The United States heads the GCI ranking for 2007–08. The GCR attributes this to its competitive economy, efficiency of its markets, sophistication of its business community, capacity for technological innovation, and its high-quality system of universities and research centers. Despite this ranking, the GCR notes that the United States has serious weaknesses in its macroeconomic structure as evidenced by the sub-prime mortgage crisis and the resulting credit crunch and shocks to the stock market. These problems can pose a risk to the country’s future overall competitive potential.

Switzerland and the Scandinavian countries of Denmark and Sweden follow the United States in the GPI ranking. The major European economies—Germany, United Kingdom (UK), and France—rank 5th, 9th, and 15th, respectively. While Germany moved up in the rankings compared to 2006–07, both the UK and France fell, suggesting that the United States has been moving ahead of western Europe in terms of overall competitiveness.

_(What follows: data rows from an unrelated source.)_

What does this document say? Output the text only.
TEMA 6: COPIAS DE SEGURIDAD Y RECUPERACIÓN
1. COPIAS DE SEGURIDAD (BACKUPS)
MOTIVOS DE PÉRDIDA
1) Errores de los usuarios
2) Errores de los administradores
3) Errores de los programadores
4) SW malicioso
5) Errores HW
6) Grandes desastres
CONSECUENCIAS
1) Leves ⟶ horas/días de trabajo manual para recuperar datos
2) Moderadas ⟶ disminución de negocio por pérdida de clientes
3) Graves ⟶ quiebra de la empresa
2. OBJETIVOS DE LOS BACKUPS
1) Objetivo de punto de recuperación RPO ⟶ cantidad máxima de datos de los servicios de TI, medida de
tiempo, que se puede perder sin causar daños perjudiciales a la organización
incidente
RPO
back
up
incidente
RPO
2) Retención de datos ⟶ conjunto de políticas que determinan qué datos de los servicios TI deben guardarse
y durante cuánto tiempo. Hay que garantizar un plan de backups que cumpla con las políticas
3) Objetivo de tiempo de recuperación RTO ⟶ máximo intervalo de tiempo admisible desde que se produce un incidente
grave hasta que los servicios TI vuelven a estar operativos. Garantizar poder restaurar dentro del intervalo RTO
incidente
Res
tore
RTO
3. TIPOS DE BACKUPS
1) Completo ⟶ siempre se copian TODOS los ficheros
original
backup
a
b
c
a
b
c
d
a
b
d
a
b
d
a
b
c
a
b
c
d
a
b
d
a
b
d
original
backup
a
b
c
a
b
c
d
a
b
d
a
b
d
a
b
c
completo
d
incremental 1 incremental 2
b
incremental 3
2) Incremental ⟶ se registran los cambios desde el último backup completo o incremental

Estonia ranks the highest in eastern Europe (27th), followed by the Czech Republic (33rd). Hungry and Poland rank 44th and 48th, respectively. A number of important eastern European economies have seen their 2006–07 standing erode, including the Czech Republic, Hungary, and Poland, indicating a loss of competitiveness in this region. However, the Baltic region has continued to progress competitively. Estonia, Lithuania, and Latvia have all advanced in their GCI rankings, reflecting their growing integration into the western European economy.

Within Latin America, Chile (26th) ranks the highest. The rest of Latin America trails far behind and, for the most part, in the bottom half of all countries in competitiveness. The highest ranking Latin American countries in terms of competitiveness after Chile are Mexico (52nd), Costa Rica (63rd), El Salvador (67th), Colombia (69th), Brazil (72nd), and Uruguay (75th). Venezuela’s competitiveness slipped from 85th in 2006–07 to 90th in 2007–08, testifying to that country’s continuing and deep-seated economic and political problems. Within Asia, China (34th) and India (45th) continue to lead the way among large developing economies. However, both countries slipped competitively from their 2006–07 rankings. Indonesia at 54th place also remains formidable as a competitive force in the region. Several countries in the Middle East and North Africa are in the upper half of the rankings. Israel (17th) remains the dominant competitive economy in the region. The remaining countries, while ranking far lower than Israel, still reside comfortably in the top third of all GCI countries, including Kuwait (30th), Qatar (31st), Tunisia (32nd), Saudi Arabia (35th), and the United Arab Emirates (37th). In sub-Saharan Africa, only South Africa and Mauritius stand in the top half of the rankings, with several countries from the region positioned at the very bottom of the GCI, reflecting the persistent economic troubles and political and social dislocations that hinder the region’s global competitiveness.

Bibliography:

  1. Robert Albritton, Political Economy and Global Capitalism: The 21st Century, Present and Future (Anthem Press, 2007);
  2. European Commission, European Competitiveness Report: Staff Working Document (Office for Official Publications of the European Communities, 2002);
  3. Sanford L. Moskowitz, The Advanced Materials Revolution: Technology and Economic Growth in the Age of Globalization (John Wiley & Sons, 2009);
  4. Michael Porter, The Competitive Advantage of Nations (Free Press, 1991);
  5. Brian Snowdon, Globalisation, Development and Transition: Conversations with Eminent Economists (Edward Elgar, 2007);
  6. Richard H. K. Vietor, How Countries Compete: Strategy, Structure, and Government in the Global Economy (Harvard Business School Press, 2007).